Morphology of molecular clouds at kiloparsec scale in the Milky Way: Shear-induced alignment and vertical confinement

TL;DR

This study analyzes the shapes and sizes of 550 molecular clouds within 3 kpc of the Sun, revealing how galactic shear influences their morphology and vertical confinement, and establishing key relations between cloud mass, size, and shape.

Contribution

It provides a comprehensive analysis of molecular cloud morphology at kiloparsec scales, highlighting the effects of galactic shear and gravity on cloud shape and confinement, based on a large 3D dust extinction dataset.

Findings

Cloud shapes evolve from ellipsoidal to disk-like and bar-like with size.

Large clouds tend to align with the Galactic disk and have specific pitch angles.

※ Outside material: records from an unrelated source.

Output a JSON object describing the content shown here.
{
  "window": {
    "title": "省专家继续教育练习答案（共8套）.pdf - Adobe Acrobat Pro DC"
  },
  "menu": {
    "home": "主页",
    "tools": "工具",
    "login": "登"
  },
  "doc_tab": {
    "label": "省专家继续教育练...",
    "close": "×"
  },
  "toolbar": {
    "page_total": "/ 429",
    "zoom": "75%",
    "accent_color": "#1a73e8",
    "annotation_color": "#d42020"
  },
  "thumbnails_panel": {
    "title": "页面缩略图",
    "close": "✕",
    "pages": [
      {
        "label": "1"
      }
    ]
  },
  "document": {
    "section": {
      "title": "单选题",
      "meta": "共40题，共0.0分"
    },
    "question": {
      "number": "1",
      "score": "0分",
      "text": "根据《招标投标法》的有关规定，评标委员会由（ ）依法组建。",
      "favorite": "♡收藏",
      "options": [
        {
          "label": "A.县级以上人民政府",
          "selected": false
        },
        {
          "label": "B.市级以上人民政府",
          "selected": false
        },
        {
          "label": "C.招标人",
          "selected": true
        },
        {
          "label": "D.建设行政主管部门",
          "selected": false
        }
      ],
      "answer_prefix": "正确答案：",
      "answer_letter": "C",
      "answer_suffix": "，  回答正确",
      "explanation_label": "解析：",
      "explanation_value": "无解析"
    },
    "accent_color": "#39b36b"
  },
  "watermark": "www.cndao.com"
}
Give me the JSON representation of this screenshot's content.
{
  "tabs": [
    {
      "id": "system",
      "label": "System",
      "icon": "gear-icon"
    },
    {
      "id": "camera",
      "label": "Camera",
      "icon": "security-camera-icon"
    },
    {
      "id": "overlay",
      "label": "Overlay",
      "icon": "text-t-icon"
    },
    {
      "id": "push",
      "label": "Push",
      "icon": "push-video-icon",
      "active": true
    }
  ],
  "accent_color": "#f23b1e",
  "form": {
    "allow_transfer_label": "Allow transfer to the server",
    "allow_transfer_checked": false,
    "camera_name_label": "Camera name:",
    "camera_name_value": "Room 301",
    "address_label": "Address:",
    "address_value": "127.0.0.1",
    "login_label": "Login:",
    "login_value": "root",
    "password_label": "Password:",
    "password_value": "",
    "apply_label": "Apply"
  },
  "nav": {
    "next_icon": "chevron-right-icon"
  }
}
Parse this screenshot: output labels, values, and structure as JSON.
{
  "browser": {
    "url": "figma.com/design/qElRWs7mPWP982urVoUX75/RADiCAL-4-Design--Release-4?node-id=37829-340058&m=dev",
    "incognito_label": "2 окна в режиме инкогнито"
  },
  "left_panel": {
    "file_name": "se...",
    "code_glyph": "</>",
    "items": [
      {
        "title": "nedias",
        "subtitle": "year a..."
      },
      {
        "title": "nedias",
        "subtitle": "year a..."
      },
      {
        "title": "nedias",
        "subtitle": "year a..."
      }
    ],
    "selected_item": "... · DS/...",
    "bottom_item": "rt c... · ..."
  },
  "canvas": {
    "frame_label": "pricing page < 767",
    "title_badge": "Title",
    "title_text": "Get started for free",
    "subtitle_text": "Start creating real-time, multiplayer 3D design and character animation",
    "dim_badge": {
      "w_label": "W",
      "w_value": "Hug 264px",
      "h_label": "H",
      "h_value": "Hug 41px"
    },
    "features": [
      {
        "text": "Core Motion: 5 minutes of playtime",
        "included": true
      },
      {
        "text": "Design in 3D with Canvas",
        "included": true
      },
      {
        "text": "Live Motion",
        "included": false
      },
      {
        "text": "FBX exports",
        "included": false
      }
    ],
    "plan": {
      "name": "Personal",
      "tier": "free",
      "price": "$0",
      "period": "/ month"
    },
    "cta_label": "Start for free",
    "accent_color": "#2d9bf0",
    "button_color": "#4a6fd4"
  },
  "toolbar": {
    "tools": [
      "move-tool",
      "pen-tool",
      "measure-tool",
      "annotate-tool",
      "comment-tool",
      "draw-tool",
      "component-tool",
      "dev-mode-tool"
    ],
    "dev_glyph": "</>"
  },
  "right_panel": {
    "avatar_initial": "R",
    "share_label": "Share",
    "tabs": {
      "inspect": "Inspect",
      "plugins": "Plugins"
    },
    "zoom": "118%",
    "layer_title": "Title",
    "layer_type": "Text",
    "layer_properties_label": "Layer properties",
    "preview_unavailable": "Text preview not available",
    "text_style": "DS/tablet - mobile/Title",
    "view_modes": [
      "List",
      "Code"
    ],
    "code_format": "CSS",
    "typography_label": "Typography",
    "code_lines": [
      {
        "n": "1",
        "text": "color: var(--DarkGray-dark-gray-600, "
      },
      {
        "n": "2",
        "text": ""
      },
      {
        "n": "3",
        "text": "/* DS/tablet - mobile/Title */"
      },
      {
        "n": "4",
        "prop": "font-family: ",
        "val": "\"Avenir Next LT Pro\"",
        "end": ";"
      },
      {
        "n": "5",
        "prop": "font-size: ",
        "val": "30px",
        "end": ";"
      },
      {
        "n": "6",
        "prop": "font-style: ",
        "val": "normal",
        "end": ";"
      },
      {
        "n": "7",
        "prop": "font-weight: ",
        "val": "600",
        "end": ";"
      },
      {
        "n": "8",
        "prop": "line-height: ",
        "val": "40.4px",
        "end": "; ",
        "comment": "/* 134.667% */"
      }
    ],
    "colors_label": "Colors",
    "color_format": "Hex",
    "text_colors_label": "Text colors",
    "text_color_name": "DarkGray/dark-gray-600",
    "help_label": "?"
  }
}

Galactic shear influences the morphology and vertical confinement of clouds.

Abstract

The shape of the cold interstellar molecular gas is determined by several processes, including self-gravity, tidal force, turbulence, magnetic field, and galactic shear. Based on the 3D dust extinction map derived by Vergely et al., we identify a sample of 550 molecular clouds (MCs) within $3\hspace{0.2em}\rm kpc$ of the solar vicinity in the Galactic disk. Our sample contains clouds whose size ranges from pc to kiloparsec, which enables us to study the effect of Galactic-scale processes, such as shear, on cloud evolution. We find that our sample clouds follow a power-law mass-size relation of $M\propto 32.00\hspace{0.2em}{R_{\rm{max}}}^{1.77}$, $M\propto 20.59\hspace{0.2em}{R_S}^{2.04}$ and $M\propto 14.41\hspace{0.2em}{R_V}^{2.29}$, where $R_{\rm{max}}$ is the major axis-based cloud radius, $R_S$ is the area-based radius, and $R_V$ is the volume-based radius, respectively. These clouds have a mean constant surface density of $\sim 7 \hspace{0.2em} \rm {M_{\odot}pc^{-2}}$, and follow a volume density-size relation of $\rho \propto 2.60\hspace{0.2em}{R_{\rm{max}}}^{-0.55}$. As cloud size increases, their shapes gradually transition from ellipsoidal to disk-like to bar-like structures. Large clouds tend to have a pitch angle of $28^{\circ} - 45^{\circ}$, where the angle is measured concerning the Galactic tangential direction. These giant clouds also tend to stay parallel to the Galactic disk plane and are confined within the Galactic molecular gas disk. Our results show that large molecular clouds in the Milky Way can be shaped by Galactic shear and confined in the vertical direction by gravity.